Une uchronie anthropomorphique de Rick Remender au scénario et Daniel Acuna au dessin. Escape est inspiré par l’histoire du grand-père de l’auteur pilote dans l’USAAF pendant la guerre. On a donc un équipage de bombardiers style B25 redessiné, une mission vitale et des péripéties diverses faca aux méchantes chauves-souris nazis à oreilles pointues. C’est très travaillé, bien fait et le héros Milton charismatique.On pense aussi au film Catch 22 plus qu’à Memphis Belle. Pas de cadeau, un violence justifiée, tout le monde en paye le prix, un dessin qui tient bien l’altitude et une suite à venir de ce tome 1.
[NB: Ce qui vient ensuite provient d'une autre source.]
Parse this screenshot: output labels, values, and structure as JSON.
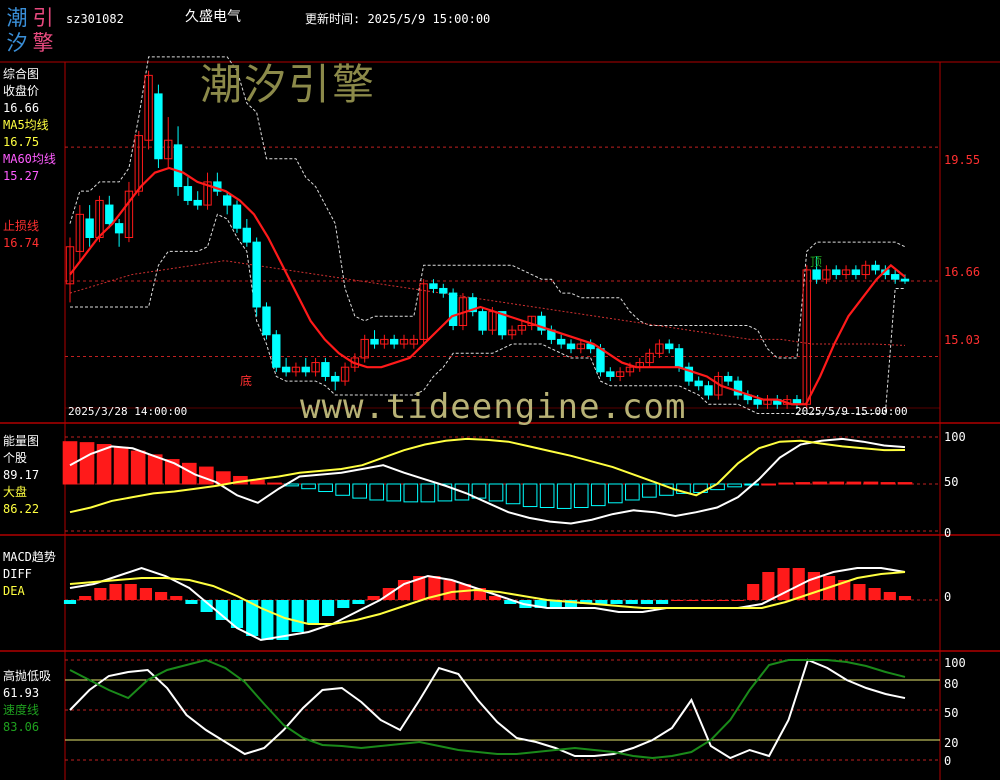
{
  "app": {
    "logo_chars": [
      "潮",
      "引",
      "汐",
      "擎"
    ],
    "stock_code": "sz301082",
    "stock_name": "久盛电气",
    "update_time": "更新时间: 2025/5/9 15:00:00",
    "watermark_cn": "潮汐引擎",
    "watermark_url": "www.tideengine.com"
  },
  "panel_main": {
    "title": "综合图",
    "close_label": "收盘价",
    "close_value": "16.66",
    "ma5_label": "MA5均线",
    "ma5_value": "16.75",
    "ma60_label": "MA60均线",
    "ma60_value": "15.27",
    "stop_label": "止损线",
    "stop_value": "16.74",
    "y_ticks": [
      "19.55",
      "16.66",
      "15.03"
    ],
    "date_start": "2025/3/28 14:00:00",
    "date_end": "2025/5/9 15:00:00",
    "bottom_mark": "底",
    "top_mark": "顶"
  },
  "panel_energy": {
    "title": "能量图",
    "stock_label": "个股",
    "stock_value": "89.17",
    "market_label": "大盘",
    "market_value": "86.22",
    "y_ticks": [
      "100",
      "50",
      "0"
    ]
  },
  "panel_macd": {
    "title": "MACD趋势",
    "diff_label": "DIFF",
    "dea_label": "DEA",
    "y_ticks": [
      "0"
    ]
  },
  "panel_osc": {
    "title": "高抛低吸",
    "value": "61.93",
    "speed_label": "速度线",
    "speed_value": "83.06",
    "y_ticks": [
      "100",
      "80",
      "50",
      "20",
      "0"
    ]
  },
  "colors": {
    "up": "#ff1a1a",
    "down": "#00ffff",
    "ma5": "#ffffff",
    "ma60": "#ff4040",
    "yellow": "#ffff40",
    "green": "#1a8a1a",
    "border": "#b00000",
    "magenta": "#ff5cff"
  },
  "chart_data": [
    {
      "type": "candlestick",
      "title": "综合图",
      "ylim": [
        14.2,
        21.0
      ],
      "y_ticks": [
        19.55,
        16.66,
        15.03
      ],
      "candles": [
        [
          16.6,
          17.4,
          16.2,
          17.6
        ],
        [
          17.3,
          18.1,
          17.1,
          18.3
        ],
        [
          18.0,
          17.6,
          17.4,
          18.3
        ],
        [
          17.6,
          18.4,
          17.5,
          18.5
        ],
        [
          18.3,
          17.9,
          17.8,
          18.5
        ],
        [
          17.9,
          17.7,
          17.4,
          18.0
        ],
        [
          17.6,
          18.6,
          17.5,
          18.8
        ],
        [
          18.6,
          19.8,
          18.5,
          19.9
        ],
        [
          19.7,
          21.1,
          19.5,
          21.2
        ],
        [
          20.7,
          19.3,
          19.1,
          20.9
        ],
        [
          19.3,
          19.7,
          19.1,
          20.2
        ],
        [
          19.6,
          18.7,
          18.5,
          20.0
        ],
        [
          18.7,
          18.4,
          18.3,
          18.9
        ],
        [
          18.4,
          18.3,
          18.2,
          18.6
        ],
        [
          18.3,
          18.8,
          18.2,
          19.0
        ],
        [
          18.8,
          18.6,
          18.5,
          19.0
        ],
        [
          18.5,
          18.3,
          18.1,
          18.6
        ],
        [
          18.3,
          17.8,
          17.7,
          18.4
        ],
        [
          17.8,
          17.5,
          17.4,
          18.0
        ],
        [
          17.5,
          16.1,
          15.9,
          17.6
        ],
        [
          16.1,
          15.5,
          15.4,
          16.2
        ],
        [
          15.5,
          14.8,
          14.7,
          15.6
        ],
        [
          14.8,
          14.7,
          14.6,
          15.0
        ],
        [
          14.7,
          14.8,
          14.6,
          14.9
        ],
        [
          14.8,
          14.7,
          14.6,
          15.0
        ],
        [
          14.7,
          14.9,
          14.6,
          15.0
        ],
        [
          14.9,
          14.6,
          14.5,
          15.0
        ],
        [
          14.6,
          14.5,
          14.3,
          14.7
        ],
        [
          14.5,
          14.8,
          14.4,
          14.9
        ],
        [
          14.8,
          15.0,
          14.7,
          15.1
        ],
        [
          15.0,
          15.4,
          14.9,
          15.5
        ],
        [
          15.4,
          15.3,
          15.2,
          15.6
        ],
        [
          15.3,
          15.4,
          15.2,
          15.5
        ],
        [
          15.4,
          15.3,
          15.2,
          15.5
        ],
        [
          15.3,
          15.4,
          15.2,
          15.5
        ],
        [
          15.3,
          15.4,
          15.2,
          15.5
        ],
        [
          15.4,
          16.6,
          15.3,
          16.7
        ],
        [
          16.6,
          16.5,
          16.4,
          16.7
        ],
        [
          16.5,
          16.4,
          16.3,
          16.6
        ],
        [
          16.4,
          15.7,
          15.6,
          16.5
        ],
        [
          15.7,
          16.3,
          15.6,
          16.4
        ],
        [
          16.3,
          16.0,
          15.9,
          16.4
        ],
        [
          16.0,
          15.6,
          15.5,
          16.1
        ],
        [
          15.6,
          16.0,
          15.5,
          16.1
        ],
        [
          16.0,
          15.5,
          15.4,
          16.0
        ],
        [
          15.5,
          15.6,
          15.4,
          15.7
        ],
        [
          15.6,
          15.7,
          15.5,
          15.8
        ],
        [
          15.7,
          15.9,
          15.6,
          15.9
        ],
        [
          15.9,
          15.6,
          15.5,
          16.0
        ],
        [
          15.6,
          15.4,
          15.3,
          15.7
        ],
        [
          15.4,
          15.3,
          15.2,
          15.5
        ],
        [
          15.3,
          15.2,
          15.1,
          15.4
        ],
        [
          15.2,
          15.3,
          15.1,
          15.4
        ],
        [
          15.3,
          15.2,
          15.1,
          15.4
        ],
        [
          15.2,
          14.7,
          14.6,
          15.3
        ],
        [
          14.7,
          14.6,
          14.5,
          14.8
        ],
        [
          14.6,
          14.7,
          14.5,
          14.8
        ],
        [
          14.7,
          14.8,
          14.6,
          14.9
        ],
        [
          14.8,
          14.9,
          14.7,
          15.0
        ],
        [
          14.9,
          15.1,
          14.8,
          15.2
        ],
        [
          15.1,
          15.3,
          15.0,
          15.4
        ],
        [
          15.3,
          15.2,
          15.1,
          15.4
        ],
        [
          15.2,
          14.8,
          14.7,
          15.3
        ],
        [
          14.8,
          14.5,
          14.4,
          14.9
        ],
        [
          14.5,
          14.4,
          14.3,
          14.6
        ],
        [
          14.4,
          14.2,
          14.1,
          14.5
        ],
        [
          14.2,
          14.6,
          14.1,
          14.7
        ],
        [
          14.6,
          14.5,
          14.4,
          14.7
        ],
        [
          14.5,
          14.2,
          14.1,
          14.6
        ],
        [
          14.2,
          14.1,
          14.0,
          14.3
        ],
        [
          14.1,
          14.0,
          13.9,
          14.2
        ],
        [
          14.0,
          14.1,
          13.9,
          14.2
        ],
        [
          14.1,
          14.0,
          13.9,
          14.2
        ],
        [
          14.0,
          14.1,
          13.9,
          14.2
        ],
        [
          14.1,
          14.0,
          13.9,
          14.2
        ],
        [
          14.0,
          16.9,
          13.9,
          17.0
        ],
        [
          16.9,
          16.7,
          16.6,
          17.2
        ],
        [
          16.7,
          16.9,
          16.6,
          17.0
        ],
        [
          16.9,
          16.8,
          16.7,
          17.0
        ],
        [
          16.8,
          16.9,
          16.7,
          17.0
        ],
        [
          16.9,
          16.8,
          16.7,
          17.0
        ],
        [
          16.8,
          17.0,
          16.7,
          17.1
        ],
        [
          17.0,
          16.9,
          16.8,
          17.1
        ],
        [
          16.9,
          16.8,
          16.7,
          17.0
        ],
        [
          16.8,
          16.7,
          16.6,
          16.9
        ],
        [
          16.7,
          16.66,
          16.6,
          16.8
        ]
      ],
      "ma5": [
        16.8,
        17.2,
        17.6,
        17.9,
        18.3,
        18.7,
        19.0,
        19.1,
        19.0,
        18.8,
        18.7,
        18.6,
        18.4,
        18.1,
        17.6,
        17.0,
        16.4,
        15.8,
        15.4,
        15.1,
        14.9,
        14.8,
        14.8,
        14.9,
        15.0,
        15.3,
        15.6,
        15.9,
        16.0,
        16.1,
        16.0,
        15.9,
        15.8,
        15.7,
        15.6,
        15.5,
        15.4,
        15.3,
        15.1,
        14.9,
        14.8,
        14.8,
        14.8,
        14.8,
        14.7,
        14.6,
        14.4,
        14.3,
        14.2,
        14.1,
        14.1,
        14.0,
        14.0,
        14.6,
        15.3,
        15.9,
        16.3,
        16.7,
        17.0,
        16.75
      ],
      "ma60": [
        16.4,
        16.6,
        16.8,
        16.9,
        17.0,
        17.1,
        17.0,
        16.9,
        16.8,
        16.7,
        16.6,
        16.5,
        16.4,
        16.3,
        16.2,
        16.1,
        16.0,
        15.9,
        15.8,
        15.7,
        15.6,
        15.5,
        15.4,
        15.4,
        15.3,
        15.3,
        15.3,
        15.27
      ]
    },
    {
      "type": "bar+line",
      "title": "能量图",
      "ylim": [
        0,
        100
      ],
      "y_ticks": [
        100,
        50,
        0
      ],
      "series": [
        {
          "name": "个股",
          "values": [
            70,
            82,
            90,
            88,
            80,
            72,
            60,
            52,
            38,
            30,
            45,
            58,
            60,
            62,
            66,
            70,
            62,
            55,
            48,
            40,
            30,
            20,
            14,
            10,
            8,
            12,
            18,
            22,
            20,
            16,
            20,
            25,
            36,
            55,
            78,
            92,
            96,
            98,
            95,
            91,
            89.17
          ]
        },
        {
          "name": "大盘",
          "values": [
            20,
            25,
            32,
            36,
            40,
            42,
            45,
            48,
            52,
            55,
            58,
            62,
            64,
            66,
            70,
            78,
            86,
            92,
            96,
            98,
            97,
            95,
            90,
            85,
            80,
            74,
            68,
            60,
            52,
            44,
            38,
            50,
            72,
            88,
            95,
            96,
            93,
            90,
            88,
            86,
            86.22
          ]
        }
      ],
      "bars": [
        90,
        88,
        84,
        78,
        70,
        62,
        52,
        44,
        36,
        26,
        16,
        8,
        2,
        -4,
        -10,
        -16,
        -24,
        -30,
        -34,
        -36,
        -38,
        -38,
        -36,
        -34,
        -30,
        -36,
        -42,
        -48,
        -50,
        -52,
        -50,
        -46,
        -40,
        -34,
        -28,
        -24,
        -20,
        -18,
        -12,
        -6,
        -2,
        0,
        2,
        3,
        4,
        4,
        4,
        4,
        3,
        3
      ]
    },
    {
      "type": "bar+line",
      "title": "MACD趋势",
      "series": [
        {
          "name": "DIFF",
          "values": [
            0.3,
            0.4,
            0.6,
            0.8,
            0.6,
            0.3,
            -0.2,
            -0.7,
            -1.0,
            -0.9,
            -0.8,
            -0.6,
            -0.3,
            0.0,
            0.4,
            0.6,
            0.5,
            0.3,
            0.1,
            -0.1,
            -0.2,
            -0.2,
            -0.2,
            -0.3,
            -0.3,
            -0.2,
            -0.2,
            -0.2,
            -0.2,
            -0.1,
            0.2,
            0.5,
            0.7,
            0.8,
            0.8,
            0.7
          ]
        },
        {
          "name": "DEA",
          "values": [
            0.4,
            0.45,
            0.5,
            0.55,
            0.55,
            0.5,
            0.35,
            0.1,
            -0.2,
            -0.45,
            -0.6,
            -0.6,
            -0.5,
            -0.35,
            -0.15,
            0.05,
            0.2,
            0.25,
            0.2,
            0.1,
            0.0,
            -0.05,
            -0.1,
            -0.15,
            -0.2,
            -0.2,
            -0.2,
            -0.2,
            -0.2,
            -0.2,
            -0.05,
            0.15,
            0.35,
            0.55,
            0.65,
            0.7
          ]
        }
      ],
      "bars": [
        -0.1,
        0.1,
        0.3,
        0.4,
        0.4,
        0.3,
        0.2,
        0.1,
        -0.1,
        -0.3,
        -0.5,
        -0.7,
        -0.9,
        -1.0,
        -1.0,
        -0.8,
        -0.6,
        -0.4,
        -0.2,
        -0.1,
        0.1,
        0.3,
        0.5,
        0.6,
        0.6,
        0.5,
        0.4,
        0.3,
        0.1,
        -0.1,
        -0.2,
        -0.2,
        -0.2,
        -0.2,
        -0.1,
        -0.1,
        -0.1,
        -0.1,
        -0.1,
        -0.1,
        0.0,
        0.0,
        0.0,
        0.0,
        0.0,
        0.4,
        0.7,
        0.8,
        0.8,
        0.7,
        0.6,
        0.5,
        0.4,
        0.3,
        0.2,
        0.1
      ]
    },
    {
      "type": "line",
      "title": "高抛低吸",
      "ylim": [
        0,
        100
      ],
      "y_ticks": [
        100,
        80,
        50,
        20,
        0
      ],
      "series": [
        {
          "name": "高抛低吸",
          "values": [
            50,
            70,
            84,
            88,
            90,
            72,
            45,
            30,
            18,
            6,
            12,
            30,
            52,
            70,
            72,
            58,
            40,
            30,
            60,
            92,
            86,
            60,
            38,
            22,
            18,
            12,
            4,
            4,
            6,
            12,
            20,
            32,
            60,
            14,
            2,
            10,
            4,
            40,
            100,
            92,
            80,
            72,
            66,
            61.93
          ]
        },
        {
          "name": "速度线",
          "values": [
            90,
            80,
            70,
            62,
            80,
            90,
            95,
            100,
            92,
            78,
            56,
            35,
            22,
            15,
            14,
            12,
            14,
            16,
            18,
            14,
            10,
            8,
            6,
            6,
            8,
            10,
            12,
            10,
            8,
            4,
            2,
            4,
            8,
            20,
            40,
            70,
            95,
            100,
            100,
            100,
            98,
            94,
            88,
            83.06
          ]
        }
      ]
    }
  ]
}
Un équipage en vol pour une mission de bombardement escorté d’un chasseur. L’ennemi c’est le pays des chauves-souris. Milton est aux commandes de son bimoteur, clone d’une forteresse volante. La flak se met à tirer et les mitrailleurs veillent car la chasse ennemie arrive. Le chasseur de protection est abattu mais il faut poursuivre pour détruire le canon Titan, clone lui-aussi des canons géants allemands. C’est leur 28e mission, un record. Lâcher des bombes mais manqué. Dommages collatéraux dans la population, la chasse décolle, des Dravaks 99 et un moteur touché. Plus les membres de l’équipage par les rafales ennemise. Il faut sauter. Deux rescapés dont Milton qui se pose en pleine ville déjà largement détruite par les bombardements. Pilote, il n’a rien à espérer si il est capturé. Et des patrouilles ont vu son parachute. Planqué avec une arme et un kit de survie, il a une photo de sa femme et se souvient de leur rencontre quand il faisait des acrobaties aériennes à Yonder. Ruth et lui vont vivre au moins un temps le parfait amour. Mais il a une mission à terminer.
On est à,Berlin ou Dresde, la seconde guerre mondial est la toile de fond de cette aventure très bien menée, graphisme parfait, ambiances réussies. Escape a ses méchants odieux, on ne fait pas d’omelette sans casser des oeufs, on parle aussi de résistance, toutes les chauves-souris ne sont pas nazies. Donc encore une fois la seconde guerre mondiale est revisitée ce qui d’ailleurs ne sera pas flagrant pour de jeunes lecteurs. Le discours intelligent, responsables, coupables et innocents, restent. Vivement la suite.